名 :リュ 種族: 族 性別 年齢:1 歳
何だこりゃ。あちこちのデータが壊れてる? 死にかけたからか? まあ仕方ないか。
「お前の鑑定データ、壊れててほとんど見えねえわ。元気になった時にまたな」
「ホッ、よかった……。でも……ごめんなさい」
んっ? 何か言ったか? だが、リュムは遠い空を眺めていた。
少し疲れたようなので寝かせる。ブランケットに潜るなりすぐに寝息を立てだした。
さてっと、俺は少し離れた所に収納していた魔物を取り出し、解体する。ラビットトードはおいしいらしいからな、無駄にはできない。魔王城から干し肉をいくらか持ってきてるけど、二人前必要になったしな。
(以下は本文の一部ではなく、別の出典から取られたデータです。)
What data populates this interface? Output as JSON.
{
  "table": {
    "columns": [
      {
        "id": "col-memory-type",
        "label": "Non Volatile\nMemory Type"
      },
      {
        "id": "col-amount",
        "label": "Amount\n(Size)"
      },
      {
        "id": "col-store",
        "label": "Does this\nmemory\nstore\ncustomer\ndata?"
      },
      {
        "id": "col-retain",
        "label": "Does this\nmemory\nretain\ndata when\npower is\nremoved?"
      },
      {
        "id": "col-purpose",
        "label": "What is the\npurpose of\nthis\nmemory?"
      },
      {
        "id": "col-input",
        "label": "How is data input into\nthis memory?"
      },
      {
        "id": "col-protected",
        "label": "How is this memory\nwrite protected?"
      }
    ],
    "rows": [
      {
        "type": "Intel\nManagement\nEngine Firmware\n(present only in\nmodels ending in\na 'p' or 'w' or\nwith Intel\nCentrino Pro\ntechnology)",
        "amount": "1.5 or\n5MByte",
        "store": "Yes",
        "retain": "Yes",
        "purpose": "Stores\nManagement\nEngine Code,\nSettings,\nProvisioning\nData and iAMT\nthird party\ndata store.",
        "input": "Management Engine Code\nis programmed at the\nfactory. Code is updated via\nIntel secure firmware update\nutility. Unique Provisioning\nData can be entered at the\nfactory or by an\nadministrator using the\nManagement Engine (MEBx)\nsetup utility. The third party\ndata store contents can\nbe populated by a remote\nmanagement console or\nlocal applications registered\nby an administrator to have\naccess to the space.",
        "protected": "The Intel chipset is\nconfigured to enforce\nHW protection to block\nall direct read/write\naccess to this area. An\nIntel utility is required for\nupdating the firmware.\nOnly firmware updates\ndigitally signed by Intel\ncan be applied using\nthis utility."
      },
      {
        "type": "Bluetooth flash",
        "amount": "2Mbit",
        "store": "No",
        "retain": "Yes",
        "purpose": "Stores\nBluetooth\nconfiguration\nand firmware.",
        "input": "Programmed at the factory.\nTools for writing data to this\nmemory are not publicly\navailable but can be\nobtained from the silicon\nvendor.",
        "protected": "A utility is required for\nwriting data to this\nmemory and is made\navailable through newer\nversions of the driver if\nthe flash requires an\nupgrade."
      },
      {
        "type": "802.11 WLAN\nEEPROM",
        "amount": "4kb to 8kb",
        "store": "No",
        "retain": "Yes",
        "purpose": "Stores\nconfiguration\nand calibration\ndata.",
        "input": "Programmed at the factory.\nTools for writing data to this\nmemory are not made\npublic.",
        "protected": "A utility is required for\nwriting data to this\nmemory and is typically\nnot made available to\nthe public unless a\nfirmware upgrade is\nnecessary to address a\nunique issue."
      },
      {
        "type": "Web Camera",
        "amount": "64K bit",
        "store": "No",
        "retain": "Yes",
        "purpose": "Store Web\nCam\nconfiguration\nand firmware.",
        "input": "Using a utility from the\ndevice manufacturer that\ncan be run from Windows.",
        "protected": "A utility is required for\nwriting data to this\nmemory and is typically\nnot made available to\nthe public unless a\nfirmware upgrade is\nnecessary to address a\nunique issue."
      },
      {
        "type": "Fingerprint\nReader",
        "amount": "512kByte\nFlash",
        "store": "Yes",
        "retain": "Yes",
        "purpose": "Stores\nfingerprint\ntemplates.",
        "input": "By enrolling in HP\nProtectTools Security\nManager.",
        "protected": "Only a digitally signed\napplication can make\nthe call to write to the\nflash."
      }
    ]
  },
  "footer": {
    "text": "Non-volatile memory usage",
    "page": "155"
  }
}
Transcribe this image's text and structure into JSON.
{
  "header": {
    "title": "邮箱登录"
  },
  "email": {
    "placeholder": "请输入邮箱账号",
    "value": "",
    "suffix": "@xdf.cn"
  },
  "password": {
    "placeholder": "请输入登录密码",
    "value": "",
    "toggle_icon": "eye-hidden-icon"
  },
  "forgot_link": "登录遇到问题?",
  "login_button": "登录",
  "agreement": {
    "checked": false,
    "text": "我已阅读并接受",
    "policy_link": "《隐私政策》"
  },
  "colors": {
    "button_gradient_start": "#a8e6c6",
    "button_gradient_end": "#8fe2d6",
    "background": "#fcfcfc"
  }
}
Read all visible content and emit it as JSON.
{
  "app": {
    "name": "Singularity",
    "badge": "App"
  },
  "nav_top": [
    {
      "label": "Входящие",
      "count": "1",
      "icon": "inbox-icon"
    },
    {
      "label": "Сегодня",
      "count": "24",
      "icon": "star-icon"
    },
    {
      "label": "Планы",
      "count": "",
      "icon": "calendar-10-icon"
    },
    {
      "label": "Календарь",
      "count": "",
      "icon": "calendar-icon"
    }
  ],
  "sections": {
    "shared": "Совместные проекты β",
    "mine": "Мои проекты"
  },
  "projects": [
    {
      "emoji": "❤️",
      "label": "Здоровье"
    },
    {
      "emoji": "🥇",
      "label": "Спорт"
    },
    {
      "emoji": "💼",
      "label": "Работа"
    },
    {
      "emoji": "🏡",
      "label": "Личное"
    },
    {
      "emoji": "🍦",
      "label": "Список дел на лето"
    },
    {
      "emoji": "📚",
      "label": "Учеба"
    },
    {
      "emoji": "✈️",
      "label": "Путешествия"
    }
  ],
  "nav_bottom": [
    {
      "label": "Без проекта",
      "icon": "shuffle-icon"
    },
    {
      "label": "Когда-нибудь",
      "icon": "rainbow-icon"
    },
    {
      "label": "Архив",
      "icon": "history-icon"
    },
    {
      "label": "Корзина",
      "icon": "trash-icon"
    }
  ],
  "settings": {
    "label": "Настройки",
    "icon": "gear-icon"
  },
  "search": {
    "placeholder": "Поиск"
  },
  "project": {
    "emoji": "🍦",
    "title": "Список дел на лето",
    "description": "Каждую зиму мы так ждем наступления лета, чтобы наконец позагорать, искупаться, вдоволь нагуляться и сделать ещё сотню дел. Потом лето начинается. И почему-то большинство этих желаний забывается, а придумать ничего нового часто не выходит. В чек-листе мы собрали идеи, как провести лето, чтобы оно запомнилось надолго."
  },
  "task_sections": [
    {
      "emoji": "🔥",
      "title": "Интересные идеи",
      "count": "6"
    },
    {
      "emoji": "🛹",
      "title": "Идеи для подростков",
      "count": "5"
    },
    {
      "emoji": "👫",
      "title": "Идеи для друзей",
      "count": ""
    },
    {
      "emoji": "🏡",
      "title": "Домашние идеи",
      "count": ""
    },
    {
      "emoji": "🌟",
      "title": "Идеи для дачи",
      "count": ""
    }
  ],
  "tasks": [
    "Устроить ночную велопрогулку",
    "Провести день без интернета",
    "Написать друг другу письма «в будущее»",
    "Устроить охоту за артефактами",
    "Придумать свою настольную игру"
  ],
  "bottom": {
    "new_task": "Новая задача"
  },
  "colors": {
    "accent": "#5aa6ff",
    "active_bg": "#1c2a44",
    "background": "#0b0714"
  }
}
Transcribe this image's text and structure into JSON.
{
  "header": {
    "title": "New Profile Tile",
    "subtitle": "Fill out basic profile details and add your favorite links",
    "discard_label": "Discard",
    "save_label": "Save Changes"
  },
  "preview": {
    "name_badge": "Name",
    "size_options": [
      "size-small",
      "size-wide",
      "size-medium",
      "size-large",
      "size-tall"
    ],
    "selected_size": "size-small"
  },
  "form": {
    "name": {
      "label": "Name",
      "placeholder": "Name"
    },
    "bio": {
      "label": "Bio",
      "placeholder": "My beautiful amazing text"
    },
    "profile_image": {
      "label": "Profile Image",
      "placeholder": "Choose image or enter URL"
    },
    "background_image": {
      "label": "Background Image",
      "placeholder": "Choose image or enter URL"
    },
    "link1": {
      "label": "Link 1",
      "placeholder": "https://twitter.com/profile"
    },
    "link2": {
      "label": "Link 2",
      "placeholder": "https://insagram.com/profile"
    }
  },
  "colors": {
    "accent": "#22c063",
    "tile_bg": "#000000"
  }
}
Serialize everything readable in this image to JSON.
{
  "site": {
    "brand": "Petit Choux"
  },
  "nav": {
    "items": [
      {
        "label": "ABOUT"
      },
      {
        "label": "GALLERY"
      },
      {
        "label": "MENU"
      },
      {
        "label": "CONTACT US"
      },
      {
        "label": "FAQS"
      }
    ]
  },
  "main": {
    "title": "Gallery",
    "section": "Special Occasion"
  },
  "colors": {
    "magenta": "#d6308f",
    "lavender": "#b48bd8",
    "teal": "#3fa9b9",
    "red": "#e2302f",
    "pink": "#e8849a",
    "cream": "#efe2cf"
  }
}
これからは倒した魔物の肉や素材は無駄にはすまい。
慣れない解体に悪戦苦闘するが、数時間かけて十数体あった魔獣を肉に変える。そしてそれを[次元収納]に入れる。この時、いろいろ試してみた。アレクサンドラが[「次元収納]は内部を区分けしたり時間の流れを変えられそうだとか言ってたのを思い出し、ああでもないこうでもない、とやっていると、何となく区画に分けられた。
武器や道具を入れている場所とは別に、2m³くらいの区画を2つ作り、肉をそれぞれに入れる。そして仮称[食糧庫A]の時間を止めてみる。[食糧庫B]はそのままだ。ホントに止まってるのかどうかは、結果を見てのお楽しみだ。
その後、夕食を作る。ジュースをしっかり飲んでたしな。多少固形物でも大丈夫だろう。
[アースまニピゅレート]で苦心して竈っぽいのを作り、拾い集めた枝木に[ファイア]で火を着ける。城から持ってきた鍋に水を張り、干し肉を細かく刻んで入れる。干し肉は塩辛いので、少し煮ないと子供にはきついだろう。そこに大麦っぽい穀物、勿論城の倉庫から持ってきた物を入れ、弱火でゆっくり煮てゆく。残念ながら米は見つからなかったんだよな。
そこに香草と森で採取しておいたキノコを刻んで入れる。[鑑定]があると毒キノコを心配する必要もない。言っとくけど、マッシュルンじゃないからね。
それをじっくり煮込んで、最後に香ばしい香辛料を少し足す。これでどうだろうか?
味見してみたが、なかなかいける。ちょっと味の薄い中華粥っぽいのができた。病み上がりには、このくらい薄味の方がいいだろう。
俺はできた鍋に蓋をして、[食糧庫A]に入れておく。
だいぶ日が傾いてきている。俺はリュムを起こさないように、少し離れた場所で、剣の素振りをし、ひと汗かいてから[ウォッシュ]で全身をキレイにし、リュムの元に向かう。
ああ、それとステータスを見ると、剣士がLv.2になっていた。魔王は相変わらずLv.1のままだけどね。ホントに上がるのか、これ。
そして焚火をおこし、料理の時に余った干し肉のかけらを齧りながら、リュムが起きるのをゆっくりと待った。